Earlier this year, a Hawaii woman admitted she became so enraged with the birds' constant squawking that she clubbed one to death with a baseball bat. She was later arrested on animal cruelty charges.

"The basic solution to peafowl is that you've got three choices," said Dennis Fett, an Iowa peafowl farmer who often helps communities deal with the birds. "You either learn to live with them, capture them out of existence, or move."

But not everyone wants to see them go — in part, because they are so beautiful and they are also symbols of a laid-back Florida lifestyle.

"I just can't see not living with the world God gave us," said Pat Herrnann, who lives across the street from O'Neill. It makes for some interesting neighborly discussions.

After tourists repeatedly stopped and tossed bread to the vagrant fowl, O'Neill put a big sign on her lawn that said, "Don't Feed the Peacocks."

The sign was stolen, and Ms. Herrnann put up a sign of her own: "Peacocks Welcome!"

One of the last times Drake rounded up some of the birds, a neighbor called police, enraged that he was removing them.

Sighed Drake: "I hate that this issue pits neighbor against neighbor."

The Florida Fish and Wildlife Conservation Commission said it receives dozens of calls from angry residents about peacocks across the state.

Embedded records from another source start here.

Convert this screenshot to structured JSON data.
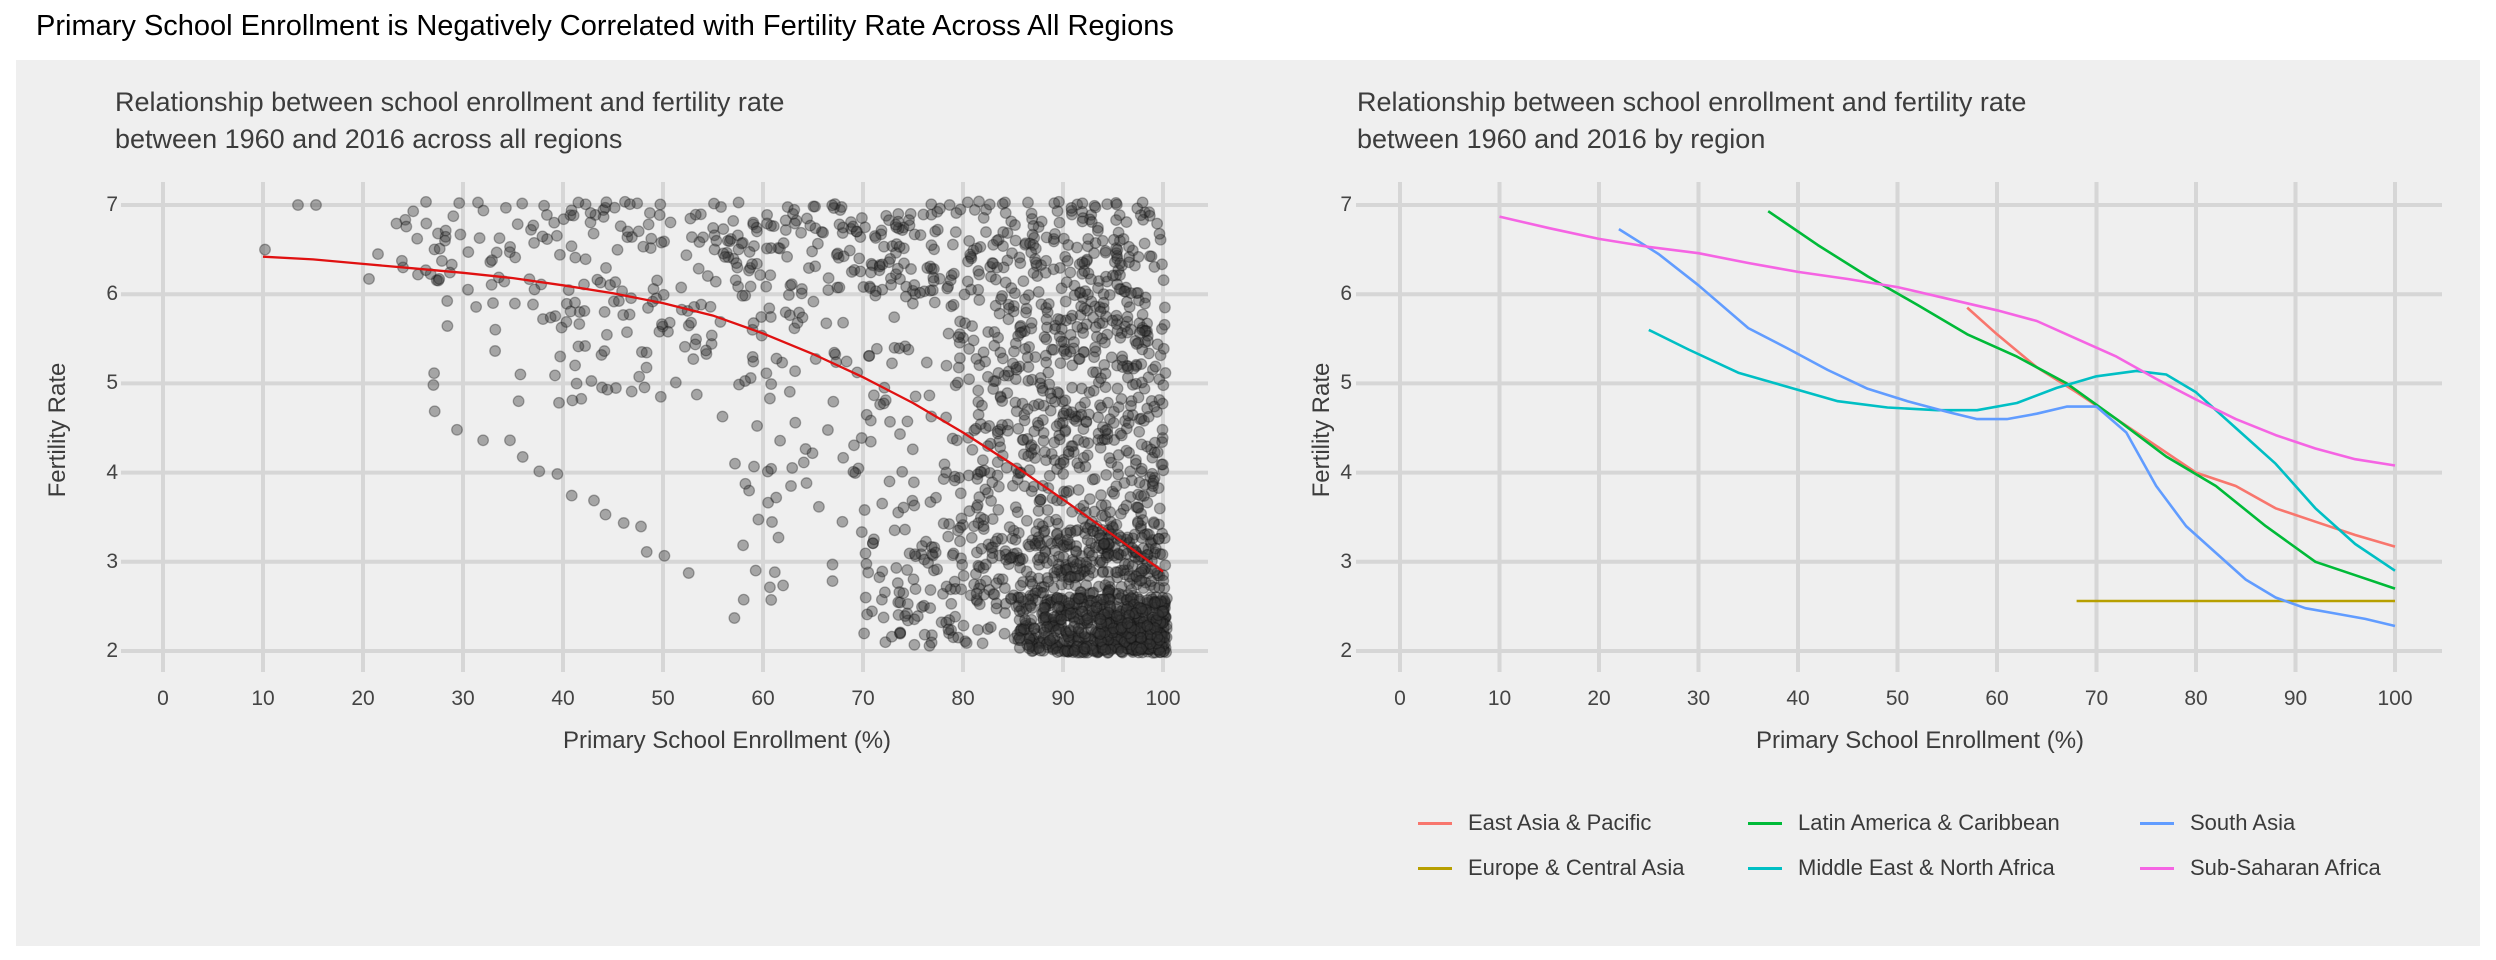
{
  "page": {
    "title": "Primary School Enrollment is Negatively Correlated with Fertility Rate Across All Regions"
  },
  "colors": {
    "page_background": "#ffffff",
    "panel_background": "#efefef",
    "gridline": "#d6d6d6",
    "text_dark": "#3c3c3c",
    "tick_text": "#444444",
    "trend_line_red": "#e01111",
    "scatter_fill": "rgba(55,55,55,0.40)",
    "scatter_stroke": "rgba(15,15,15,0.33)"
  },
  "legend": {
    "items": [
      {
        "label": "East Asia & Pacific",
        "color": "#F8766D"
      },
      {
        "label": "Europe & Central Asia",
        "color": "#B79F00"
      },
      {
        "label": "Latin America & Caribbean",
        "color": "#00BA38"
      },
      {
        "label": "Middle East & North Africa",
        "color": "#00BFC4"
      },
      {
        "label": "South Asia",
        "color": "#619CFF"
      },
      {
        "label": "Sub-Saharan Africa",
        "color": "#F564E3"
      }
    ]
  },
  "chart_data": [
    {
      "type": "scatter",
      "title": "Relationship between school enrollment and fertility rate\n between 1960 and 2016 across all regions",
      "xlabel": "Primary School Enrollment (%)",
      "ylabel": "Fertility Rate",
      "x_ticks": [
        0,
        10,
        20,
        30,
        40,
        50,
        60,
        70,
        80,
        90,
        100
      ],
      "y_ticks": [
        2,
        3,
        4,
        5,
        6,
        7
      ],
      "xlim": [
        -4,
        104
      ],
      "ylim": [
        1.75,
        7.25
      ],
      "grid": true,
      "trend_line": {
        "color": "#e01111",
        "points": [
          [
            10,
            6.42
          ],
          [
            15,
            6.39
          ],
          [
            20,
            6.34
          ],
          [
            25,
            6.29
          ],
          [
            30,
            6.24
          ],
          [
            35,
            6.18
          ],
          [
            40,
            6.1
          ],
          [
            45,
            6.01
          ],
          [
            50,
            5.9
          ],
          [
            55,
            5.76
          ],
          [
            60,
            5.56
          ],
          [
            65,
            5.33
          ],
          [
            70,
            5.07
          ],
          [
            75,
            4.78
          ],
          [
            80,
            4.45
          ],
          [
            85,
            4.09
          ],
          [
            90,
            3.7
          ],
          [
            95,
            3.3
          ],
          [
            100,
            2.89
          ]
        ]
      },
      "scatter_points_note": "Approx. 2300 country-year observations 1960-2016; fertility 2.0-7.0 vs enrollment 10-100%, sparse at low enrollment, extremely dense near enrollment 85-100% and fertility 2.0-3.0",
      "scatter_generation": {
        "seed": 7,
        "extra_points": [
          [
            13.5,
            7.0
          ],
          [
            15.3,
            7.0
          ],
          [
            10.2,
            6.5
          ],
          [
            21.5,
            6.45
          ],
          [
            24,
            6.3
          ],
          [
            27.5,
            6.68
          ],
          [
            28.2,
            6.6
          ],
          [
            33,
            5.9
          ],
          [
            30.5,
            6.05
          ],
          [
            25.5,
            6.22
          ]
        ],
        "chains": [
          {
            "n": 10,
            "from": [
              32.5,
              4.45
            ],
            "to": [
              48,
              3.3
            ],
            "jitter": 0.1
          }
        ],
        "clusters": [
          {
            "n": 10,
            "x": [
              26.5,
              30
            ],
            "y": [
              4.4,
              6.4
            ],
            "xpow": 1.0,
            "ypow": 1.0
          },
          {
            "n": 95,
            "x": [
              20,
              55
            ],
            "y": [
              6.15,
              7.04
            ],
            "xpow": 1.15,
            "ypow": 1.0
          },
          {
            "n": 165,
            "x": [
              55,
              79
            ],
            "y": [
              6.0,
              7.04
            ],
            "xpow": 1.0,
            "ypow": 1.0
          },
          {
            "n": 130,
            "x": [
              35,
              79
            ],
            "y": [
              4.75,
              6.15
            ],
            "xpow": 1.25,
            "ypow": 1.0
          },
          {
            "n": 30,
            "x": [
              30,
              55
            ],
            "y": [
              5.3,
              6.15
            ],
            "xpow": 1.0,
            "ypow": 1.0
          },
          {
            "n": 60,
            "x": [
              55,
              79
            ],
            "y": [
              3.2,
              4.75
            ],
            "xpow": 1.2,
            "ypow": 1.0
          },
          {
            "n": 16,
            "x": [
              47,
              74
            ],
            "y": [
              2.3,
              3.2
            ],
            "xpow": 1.0,
            "ypow": 1.0
          },
          {
            "n": 330,
            "x": [
              79,
              100.3
            ],
            "y": [
              5.3,
              7.04
            ],
            "xpow": 1.25,
            "ypow": 1.0
          },
          {
            "n": 390,
            "x": [
              79,
              100.3
            ],
            "y": [
              3.3,
              5.3
            ],
            "xpow": 1.3,
            "ypow": 1.0
          },
          {
            "n": 300,
            "x": [
              81,
              100.3
            ],
            "y": [
              2.55,
              3.35
            ],
            "xpow": 1.5,
            "ypow": 1.0
          },
          {
            "n": 620,
            "x": [
              85,
              100.4
            ],
            "y": [
              1.98,
              2.6
            ],
            "xpow": 1.6,
            "ypow": 1.25
          },
          {
            "n": 120,
            "x": [
              70,
              86
            ],
            "y": [
              2.05,
              3.3
            ],
            "xpow": 1.1,
            "ypow": 1.0
          }
        ]
      }
    },
    {
      "type": "line",
      "title": "Relationship between school enrollment and fertility rate\nbetween 1960 and 2016 by region",
      "xlabel": "Primary School Enrollment (%)",
      "ylabel": "Fertility Rate",
      "x_ticks": [
        0,
        10,
        20,
        30,
        40,
        50,
        60,
        70,
        80,
        90,
        100
      ],
      "y_ticks": [
        2,
        3,
        4,
        5,
        6,
        7
      ],
      "xlim": [
        -4,
        104
      ],
      "ylim": [
        1.75,
        7.25
      ],
      "grid": true,
      "legend_position": "bottom",
      "series": [
        {
          "name": "East Asia & Pacific",
          "color": "#F8766D",
          "points": [
            [
              57,
              5.85
            ],
            [
              60,
              5.55
            ],
            [
              64,
              5.18
            ],
            [
              68,
              4.9
            ],
            [
              72,
              4.6
            ],
            [
              76,
              4.3
            ],
            [
              80,
              4.0
            ],
            [
              84,
              3.85
            ],
            [
              88,
              3.6
            ],
            [
              92,
              3.45
            ],
            [
              96,
              3.3
            ],
            [
              100,
              3.17
            ]
          ]
        },
        {
          "name": "Europe & Central Asia",
          "color": "#B79F00",
          "points": [
            [
              68,
              2.56
            ],
            [
              100,
              2.56
            ]
          ]
        },
        {
          "name": "Latin America & Caribbean",
          "color": "#00BA38",
          "points": [
            [
              37,
              6.93
            ],
            [
              42,
              6.55
            ],
            [
              47,
              6.2
            ],
            [
              52,
              5.88
            ],
            [
              57,
              5.55
            ],
            [
              62,
              5.3
            ],
            [
              67,
              5.0
            ],
            [
              72,
              4.6
            ],
            [
              77,
              4.18
            ],
            [
              82,
              3.85
            ],
            [
              87,
              3.4
            ],
            [
              92,
              3.0
            ],
            [
              96,
              2.85
            ],
            [
              100,
              2.7
            ]
          ]
        },
        {
          "name": "Middle East & North Africa",
          "color": "#00BFC4",
          "points": [
            [
              25,
              5.6
            ],
            [
              29,
              5.38
            ],
            [
              34,
              5.12
            ],
            [
              39,
              4.96
            ],
            [
              44,
              4.8
            ],
            [
              49,
              4.73
            ],
            [
              54,
              4.7
            ],
            [
              58,
              4.7
            ],
            [
              62,
              4.78
            ],
            [
              66,
              4.95
            ],
            [
              70,
              5.08
            ],
            [
              74,
              5.14
            ],
            [
              77,
              5.1
            ],
            [
              80,
              4.9
            ],
            [
              84,
              4.5
            ],
            [
              88,
              4.1
            ],
            [
              92,
              3.6
            ],
            [
              96,
              3.2
            ],
            [
              100,
              2.9
            ]
          ]
        },
        {
          "name": "South Asia",
          "color": "#619CFF",
          "points": [
            [
              22,
              6.73
            ],
            [
              26,
              6.45
            ],
            [
              30,
              6.1
            ],
            [
              35,
              5.62
            ],
            [
              39,
              5.39
            ],
            [
              43,
              5.15
            ],
            [
              47,
              4.94
            ],
            [
              51,
              4.8
            ],
            [
              55,
              4.68
            ],
            [
              58,
              4.6
            ],
            [
              61,
              4.6
            ],
            [
              64,
              4.66
            ],
            [
              67,
              4.74
            ],
            [
              70,
              4.74
            ],
            [
              73,
              4.45
            ],
            [
              76,
              3.85
            ],
            [
              79,
              3.4
            ],
            [
              82,
              3.1
            ],
            [
              85,
              2.8
            ],
            [
              88,
              2.6
            ],
            [
              91,
              2.48
            ],
            [
              94,
              2.42
            ],
            [
              97,
              2.36
            ],
            [
              100,
              2.28
            ]
          ]
        },
        {
          "name": "Sub-Saharan Africa",
          "color": "#F564E3",
          "points": [
            [
              10,
              6.87
            ],
            [
              15,
              6.74
            ],
            [
              20,
              6.62
            ],
            [
              25,
              6.53
            ],
            [
              30,
              6.46
            ],
            [
              35,
              6.35
            ],
            [
              40,
              6.25
            ],
            [
              45,
              6.17
            ],
            [
              50,
              6.08
            ],
            [
              55,
              5.95
            ],
            [
              60,
              5.82
            ],
            [
              64,
              5.7
            ],
            [
              68,
              5.5
            ],
            [
              72,
              5.3
            ],
            [
              76,
              5.05
            ],
            [
              80,
              4.82
            ],
            [
              84,
              4.6
            ],
            [
              88,
              4.42
            ],
            [
              92,
              4.27
            ],
            [
              96,
              4.15
            ],
            [
              100,
              4.08
            ]
          ]
        }
      ]
    }
  ]
}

But the state considers them domestic birds, like chickens, and not wild birds. So officials don't deal with them.

But commission spokesman Gary Morse said it's one more example of a nonnative species invading Florida. Many of the peacocks were once pets that grew too big, or escapees from roadside zoos, or on the lam from farms.

"It's no different than releasing Burmese pythons," he said, citing another invasive species that's overtaken parts of Florida.

Mr. Morse said the birds can be aggressive and messy and can carry diseases.

"The average Florida neighborhood is not a good place for a peacock," he said. "Regardless of how beloved they are by residents."